Парень разворачивает стул спинкой ко мне, но не уходит — значит, он просто выделывается. Ему интересно, что у меня на уме.
— Шекспир писал трагедии и комедии. На что из них похожи ваши разговоры? — На самом деле, он писал еще и сонеты о любви, но если барду приспичило зачитывать Раулю их, то это уже что-то из другой оперы.
— Я… не знаю, — отвечает парень.
— Если это трагедия, — продолжаю я, — напомни гостю, что он еще и в комедии знает толк. Потребуй тебя рассмешить!
— Оставь меня в покое! — Поскольку я никуда не ухожу, Рауль присоединяется к наблюдающим за собакой. Но я вижу, что он не следит за экраном, а обдумывает мои слова, чего я и добивался.

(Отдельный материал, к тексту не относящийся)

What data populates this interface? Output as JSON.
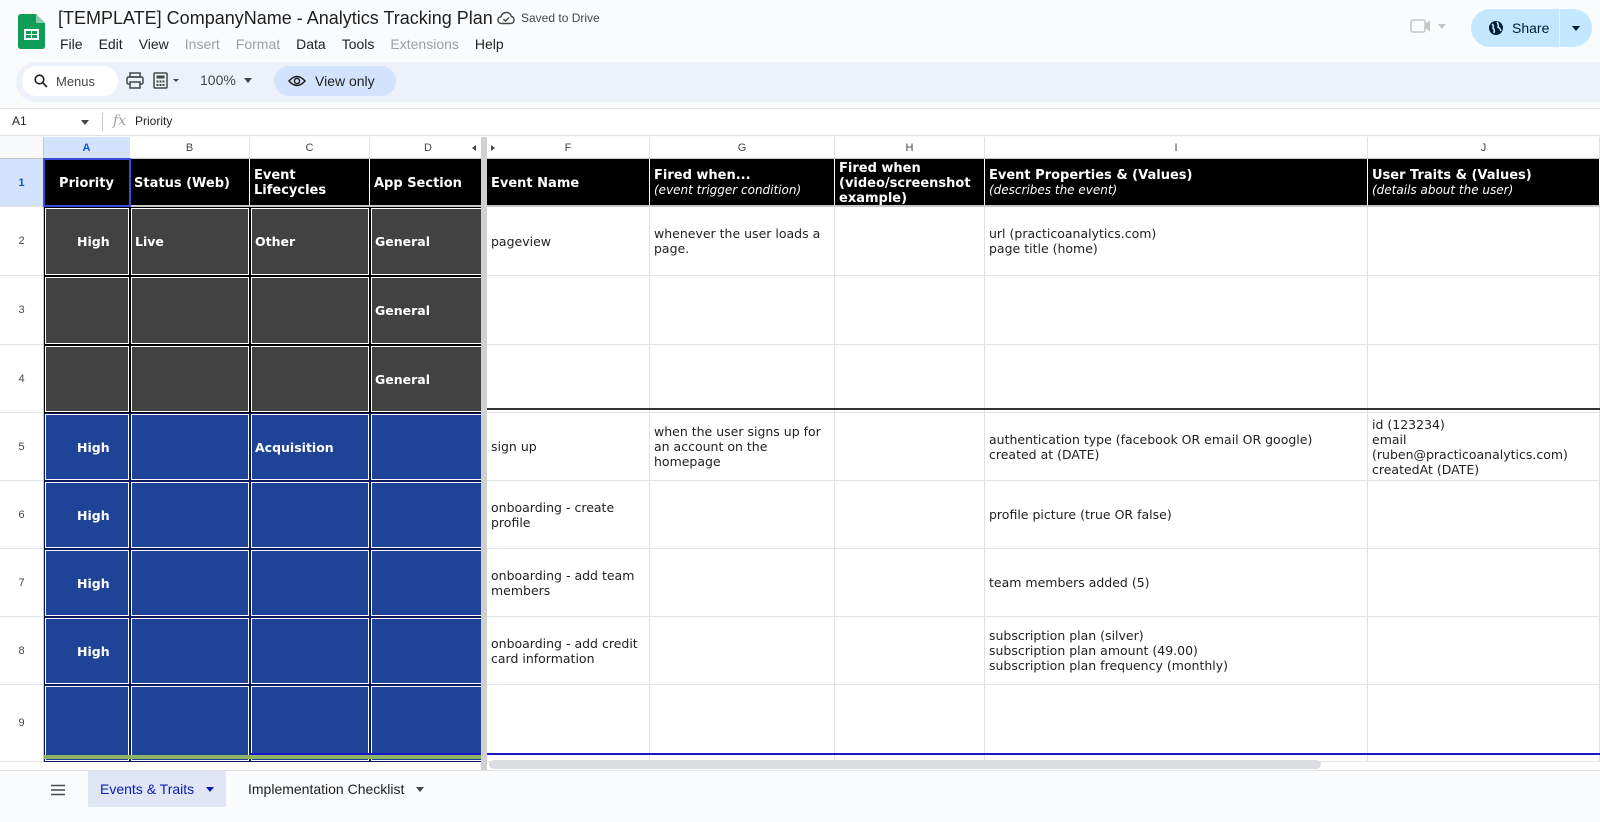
{
  "app": {
    "title": "[TEMPLATE] CompanyName - Analytics Tracking Plan",
    "save_status": "Saved to Drive",
    "brand_color": "#0f9d58"
  },
  "menu": [
    "File",
    "Edit",
    "View",
    "Insert",
    "Format",
    "Data",
    "Tools",
    "Extensions",
    "Help"
  ],
  "menu_disabled": [
    "Insert",
    "Format",
    "Extensions"
  ],
  "share": {
    "label": "Share",
    "color": "#c2e7ff"
  },
  "toolbar": {
    "search_label": "Menus",
    "zoom": "100%",
    "mode_label": "View only"
  },
  "formula_bar": {
    "cell_ref": "A1",
    "fx": "fx",
    "value": "Priority"
  },
  "columns": [
    "A",
    "B",
    "C",
    "D",
    "F",
    "G",
    "H",
    "I",
    "J"
  ],
  "rows": [
    "1",
    "2",
    "3",
    "4",
    "5",
    "6",
    "7",
    "8",
    "9"
  ],
  "header": {
    "priority": "Priority",
    "status": "Status (Web)",
    "lifecycle": "Event Lifecycles",
    "app_section": "App Section",
    "event_name": "Event Name",
    "fired_when": "Fired when...",
    "fired_when_sub": "(event trigger condition)",
    "fired_when_video": "Fired when (video/screenshot example)",
    "event_props": "Event Properties & (Values)",
    "event_props_sub": "(describes the event)",
    "user_traits": "User Traits & (Values)",
    "user_traits_sub": "(details about the user)"
  },
  "data_rows": [
    {
      "row": "2",
      "style": "dark",
      "priority": "High",
      "status": "Live",
      "lifecycle": "Other",
      "app_section": "General",
      "event_name": "pageview",
      "fired_when": "whenever the user loads a page.",
      "video": "",
      "props": "url (practicoanalytics.com)\npage title (home)",
      "traits": ""
    },
    {
      "row": "3",
      "style": "dark",
      "priority": "",
      "status": "",
      "lifecycle": "",
      "app_section": "General",
      "event_name": "",
      "fired_when": "",
      "video": "",
      "props": "",
      "traits": ""
    },
    {
      "row": "4",
      "style": "dark",
      "priority": "",
      "status": "",
      "lifecycle": "",
      "app_section": "General",
      "event_name": "",
      "fired_when": "",
      "video": "",
      "props": "",
      "traits": ""
    },
    {
      "row": "5",
      "style": "blue",
      "priority": "High",
      "status": "",
      "lifecycle": "Acquisition",
      "app_section": "",
      "event_name": "sign up",
      "fired_when": "when the user signs up for an account on the homepage",
      "video": "",
      "props": "authentication type (facebook OR email OR google)\ncreated at (DATE)",
      "traits": "id (123234)\nemail (ruben@practicoanalytics.com)\ncreatedAt (DATE)"
    },
    {
      "row": "6",
      "style": "blue",
      "priority": "High",
      "status": "",
      "lifecycle": "",
      "app_section": "",
      "event_name": "onboarding - create profile",
      "fired_when": "",
      "video": "",
      "props": "profile picture (true OR false)",
      "traits": ""
    },
    {
      "row": "7",
      "style": "blue",
      "priority": "High",
      "status": "",
      "lifecycle": "",
      "app_section": "",
      "event_name": "onboarding - add team members",
      "fired_when": "",
      "video": "",
      "props": "team members added (5)",
      "traits": ""
    },
    {
      "row": "8",
      "style": "blue",
      "priority": "High",
      "status": "",
      "lifecycle": "",
      "app_section": "",
      "event_name": "onboarding - add credit card information",
      "fired_when": "",
      "video": "",
      "props": "subscription plan (silver)\nsubscription plan amount (49.00)\nsubscription plan frequency (monthly)",
      "traits": ""
    },
    {
      "row": "9",
      "style": "blue",
      "priority": "",
      "status": "",
      "lifecycle": "",
      "app_section": "",
      "event_name": "",
      "fired_when": "",
      "video": "",
      "props": "",
      "traits": ""
    }
  ],
  "sheet_tabs": [
    {
      "label": "Events & Traits",
      "active": true
    },
    {
      "label": "Implementation Checklist",
      "active": false
    }
  ]
}
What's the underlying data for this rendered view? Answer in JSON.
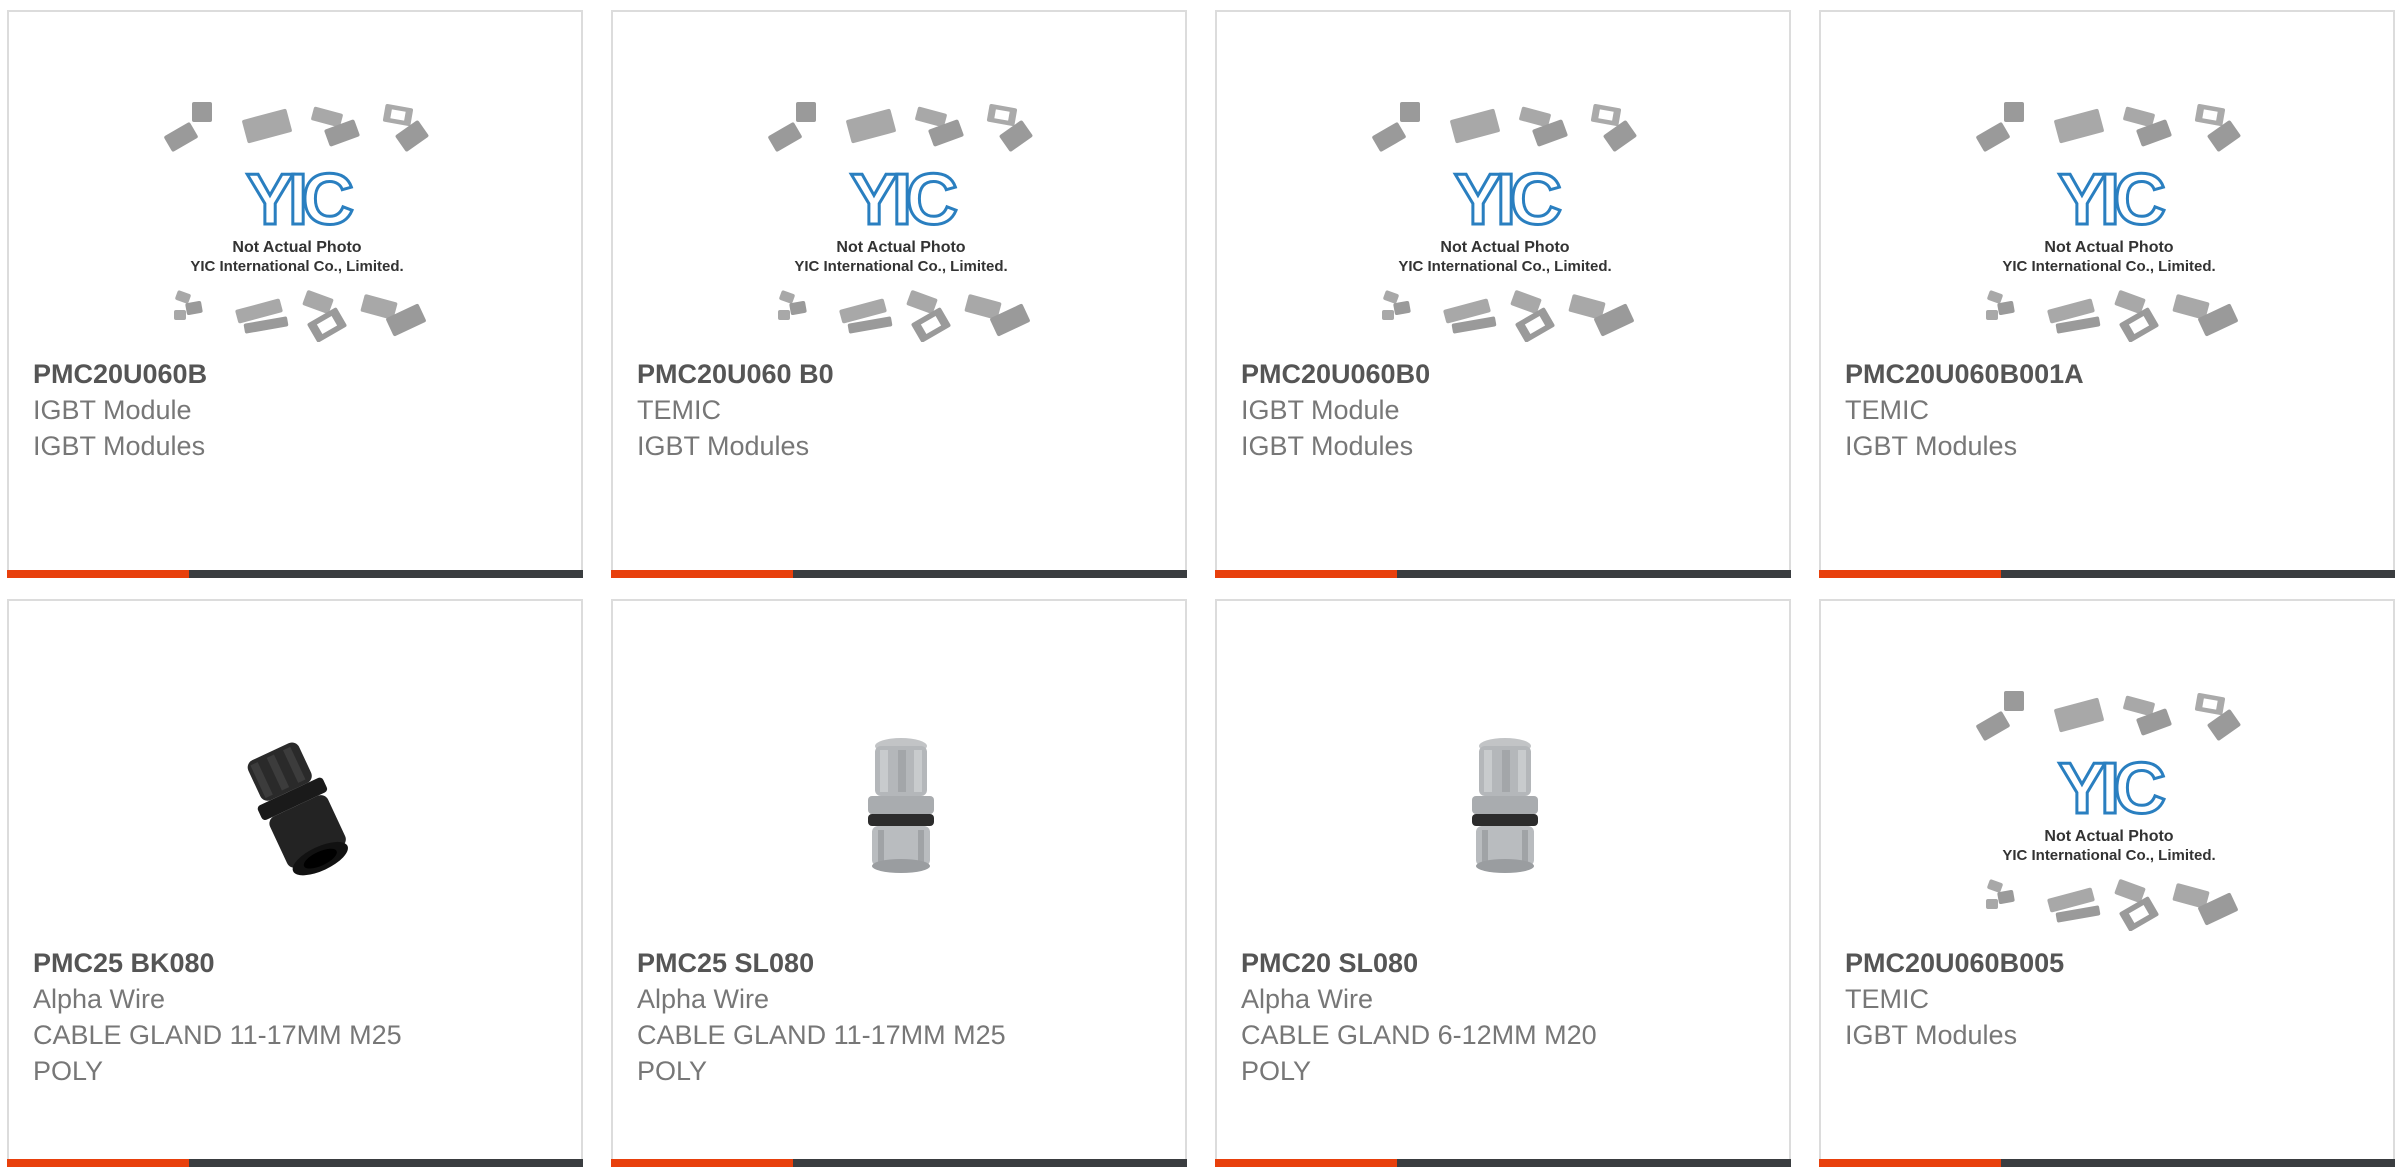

Я не Пуаро и даже не Карлайл. Не знаю, хороший ли совет я ему дал. Но мне кажется, что мы порой забредаем в столь непроглядную тьму, что любые попытки осветить ее идут во благо.
Я успел привыкнуть к ужасам групповой терапии. Все эти красочные подробности, истеричные признания, яростные тирады слились в один белый шум. Карлайл мастер своего дела. Он старается отойти на второй план, чтобы мы могли поговорить друг с другом, советуя и направляя, только когда это действительно нужно.
Алекса все время занимается одним и тем же. Стоит ей выйти на ковер — и все, у нее монополия, особенно если в группе новичок. Она снова и снова пересказывает, что сотворил с ней сводный брат и каково было резать себе горло — разве что другими словами, чтобы все поверили, что на сей раз она придумала что-то новое.
Справедливо ли с моей стороны мечтать, чтобы она замолчала? Жестоко ли то, что мне хочется наорать на девочку, чтобы она наконец заткнулась и не рассказывала одно и то же в миллионный раз? Похоже, сегодня у меня в голове немного прояснилось. Я стал разговорчивее. Я могу думать словами. Не знаю, долго ли так еще будет, но я собираюсь выжать из этого все возможное.
В сегодняшней версии рассказа Алекса стоит перед зеркалом, смотрит в свои глаза и не находит там ничего, достойного жизни. Но не успевает она поднести к горлу швейцарский нож, как я выкрикиваю:
— Прости, но я уже видел это кино!
Все взгляды устремляются ко мне. Я продолжаю:
— Осторожно, спойлер. Девочка пытается покончить с собой, но остается жива, а ее подонок-брат исчезает в неизвестном направлении. Первые несколько раз отлично вышибало слезу, но теперь фильм устарел даже для телевидения.
— Кейден… — произносит Карлайл так осторожно, будто решает, какой провод обрезать, чтобы обезвредить бомбу. — Парень, ты слегка перегибаешь.
— Нет, я просто говорю правду, — отвечаю я. — Разве не за этим мы здесь? — Я перевожу взгляд на Алексу: она не сводит с меня глаз, быть может, боясь того, что последует. — Каждый раз, когда ты вспоминаешь об этом, — замечаю я, — все как будто повторяется снова и снова. Только теперь уже ты сама себя на это обрекаешь.